Not long ago I was returning a twenty-foot ladder to my friend Ron Carman. He invited me in for tea and we began talking music. He showed me some doo-wop and R&B 78s he still had from his high school days before we began talking long-playing albums. It turns out both of us knew Mark Twain and Other Folks Favorites very well. We spontaneously broke into song with "Man Piaba," a song that had once mystified the 7-year-old me with its wry metaphors.

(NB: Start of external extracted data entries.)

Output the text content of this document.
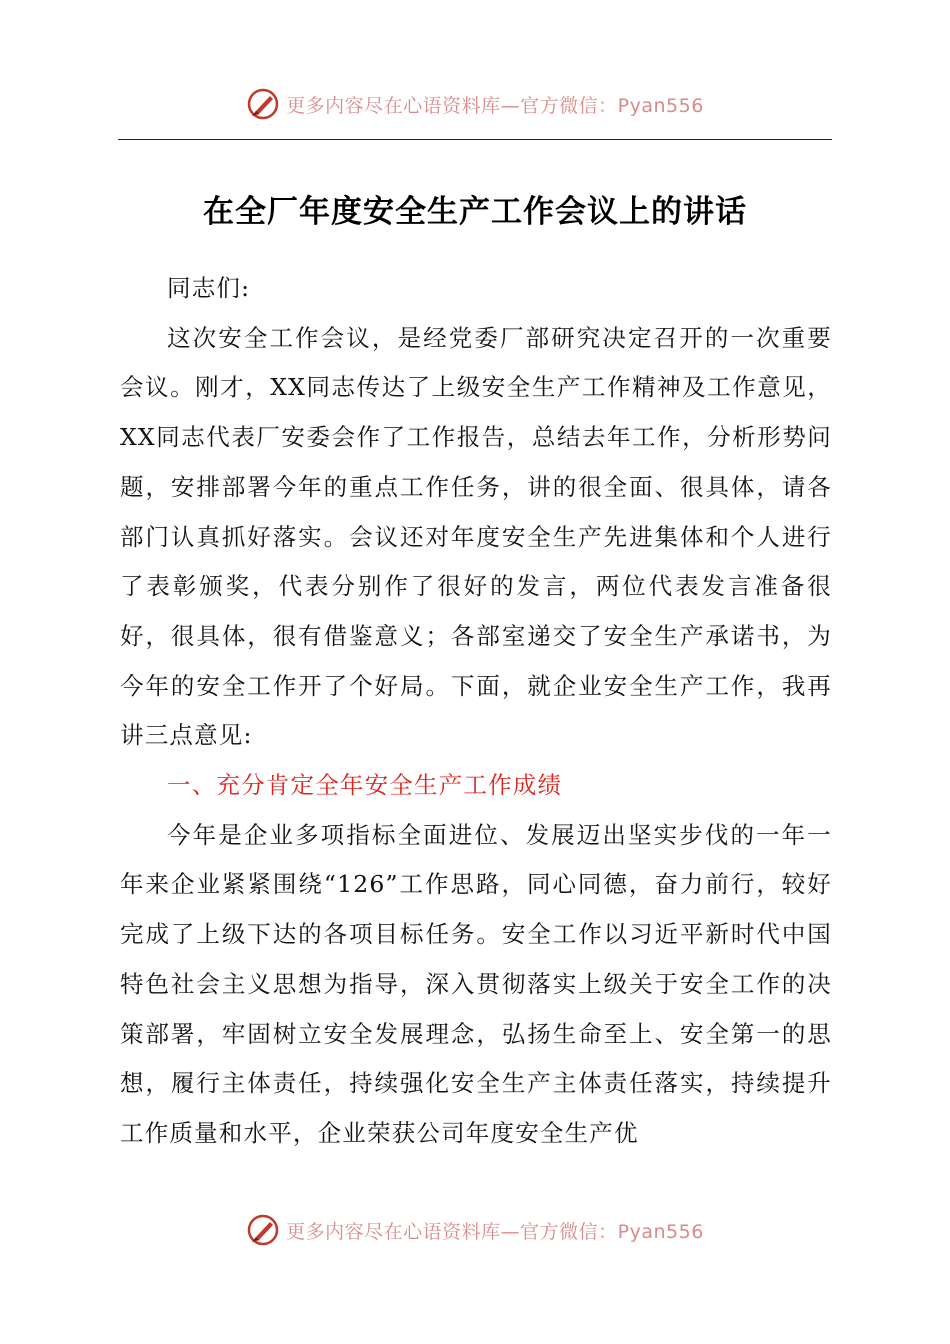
更多内容尽在心语资料库—官方微信：Pyan556
在全厂年度安全生产工作会议上的讲话

同志们:

这次安全工作会议，是经党委厂部研究决定召开的一次重要会议。刚才，XX同志传达了上级安全生产工作精神及工作意见，XX同志代表厂安委会作了工作报告，总结去年工作，分析形势问题，安排部署今年的重点工作任务，讲的很全面、很具体，请各部门认真抓好落实。会议还对年度安全生产先进集体和个人进行了表彰颁奖，代表分别作了很好的发言，两位代表发言准备很好，很具体，很有借鉴意义；各部室递交了安全生产承诺书，为今年的安全工作开了个好局。下面，就企业安全生产工作，我再讲三点意见:

一、充分肯定全年安全生产工作成绩

今年是企业多项指标全面进位、发展迈出坚实步伐的一年一年来企业紧紧围绕“126”工作思路，同心同德，奋力前行，较好完成了上级下达的各项目标任务。安全工作以习近平新时代中国特色社会主义思想为指导，深入贯彻落实上级关于安全工作的决策部署，牢固树立安全发展理念，弘扬生命至上、安全第一的思想，履行主体责任，持续强化安全生产主体责任落实，持续提升工作质量和水平，企业荣获公司年度安全生产优

更多内容尽在心语资料库—官方微信：Pyan556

This friendly serendipity over tea seems somehow characteristic of the goodwill and pure intention of our living national treasure, Harry Belafonte. Not only did he introduce to America folk music from the Caribbean, the British Isles, and our own blues tradition, he did inestimable service to our understanding of South Africa by assisting Miriam Makeba's entry into America, and sharing the stage with her. Soon, a good number of us knew there was such a thing as Xhosa language through "The Click Song."

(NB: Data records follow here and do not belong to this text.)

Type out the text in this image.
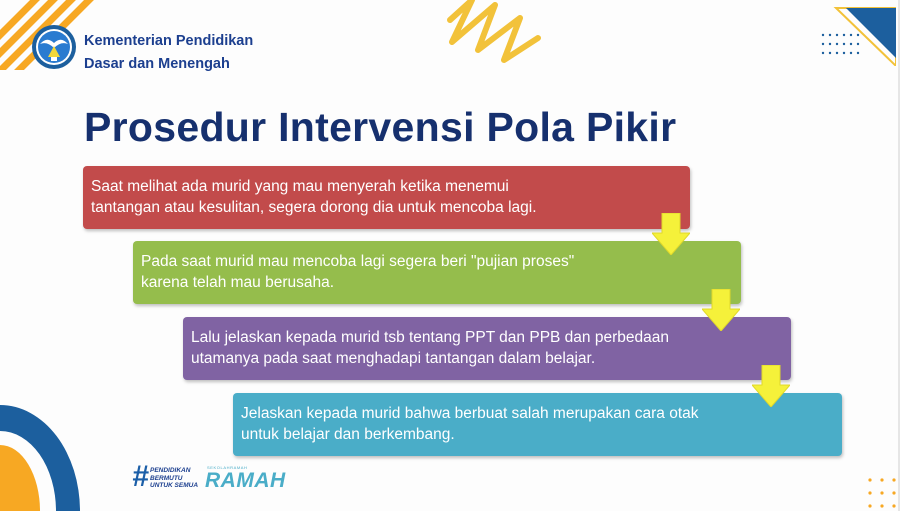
Kementerian Pendidikan
Dasar dan Menengah
Prosedur Intervensi Pola Pikir
Saat melihat ada murid yang mau menyerah ketika menemui
tantangan atau kesulitan, segera dorong dia untuk mencoba lagi.
Pada saat murid mau mencoba lagi segera beri "pujian proses"
karena telah mau berusaha.
Lalu jelaskan kepada murid tsb tentang PPT dan PPB dan perbedaan
utamanya pada saat menghadapi tantangan dalam belajar.
Jelaskan kepada murid bahwa berbuat salah merupakan cara otak
untuk belajar dan berkembang.
# PENDIDIKAN
BERMUTU
UNTUK SEMUA
SEKOLAHRAMAH
RAMAH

Makeba and Belafonte each began their respective music careers as jazz singers. Miriam Makeba sang for the South African jazz band, the Manhattan Brothers, and then her all-female band, The Skylarks. Belafonte, who sang live club dates to pay for top notch acting lessons, was actually backed by Charlie Parker, Max Roach, and Miles Davis!

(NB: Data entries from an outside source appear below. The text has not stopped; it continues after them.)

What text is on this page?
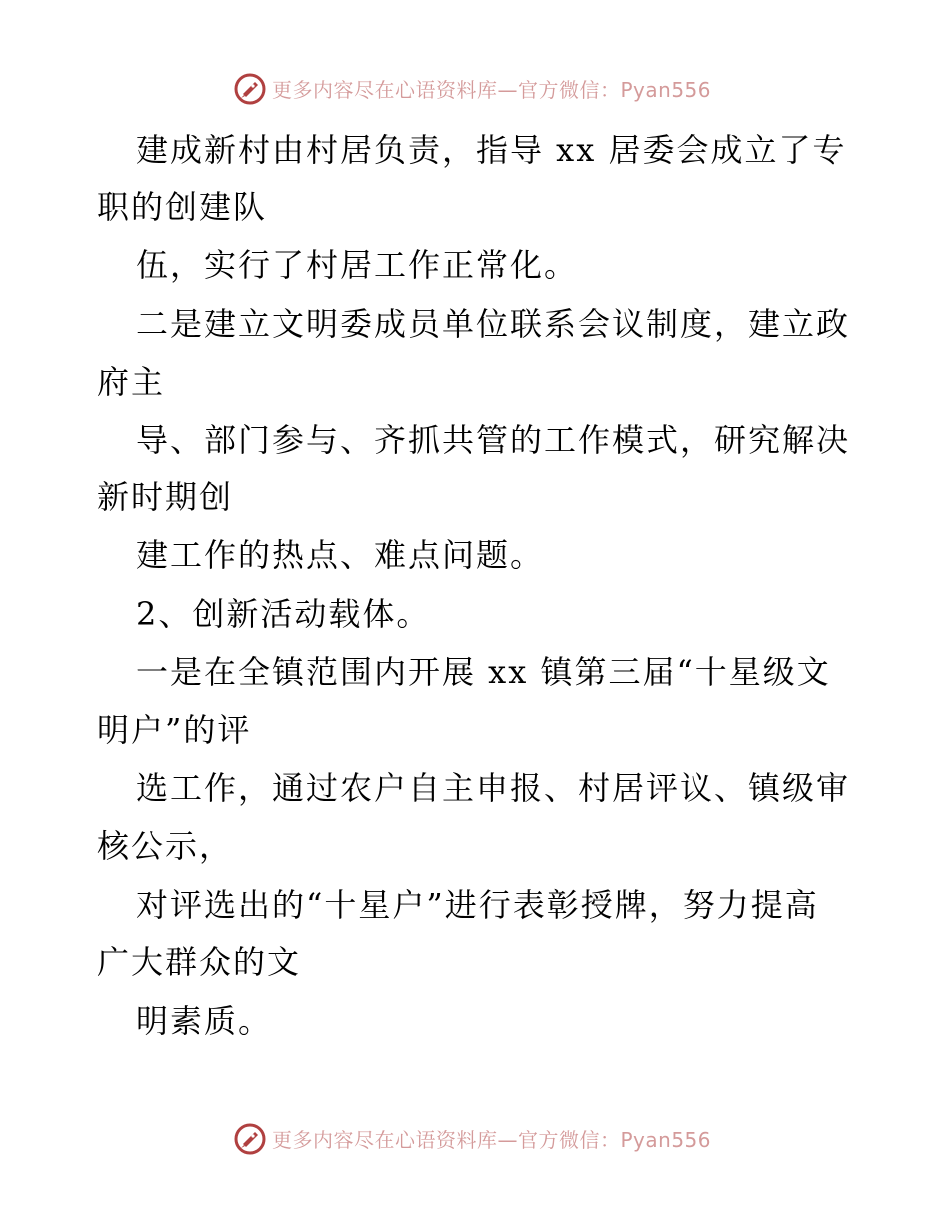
更多内容尽在心语资料库—官方微信：Pyan556
建成新村由村居负责，指导 xx 居委会成立了专
职的创建队
伍，实行了村居工作正常化。
二是建立文明委成员单位联系会议制度，建立政
府主
导、部门参与、齐抓共管的工作模式，研究解决
新时期创
建工作的热点、难点问题。
2、创新活动载体。
一是在全镇范围内开展 xx 镇第三届“十星级文
明户”的评
选工作，通过农户自主申报、村居评议、镇级审
核公示，
对评选出的“十星户”进行表彰授牌，努力提高
广大群众的文
明素质。
更多内容尽在心语资料库—官方微信：Pyan556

Both singers became political activists. Makeba testified against apartheid in 1963 before the United Nations. Because of that, she lost her right of re-entry in South Africa. Belafonte, long a civil rights advocate, became a vocal critic of George W. Bush's Iraq War, and what he saw as the abridgment of human rights against U.S. citizens. In a sense, the man is like an American griot, unafraid to tell truth as he sees it those who sit in high places.
Whatever your view of his politics, there is no doubt Harry Belafonte has directly and indirectly enhanced our country's collective knowledge of music.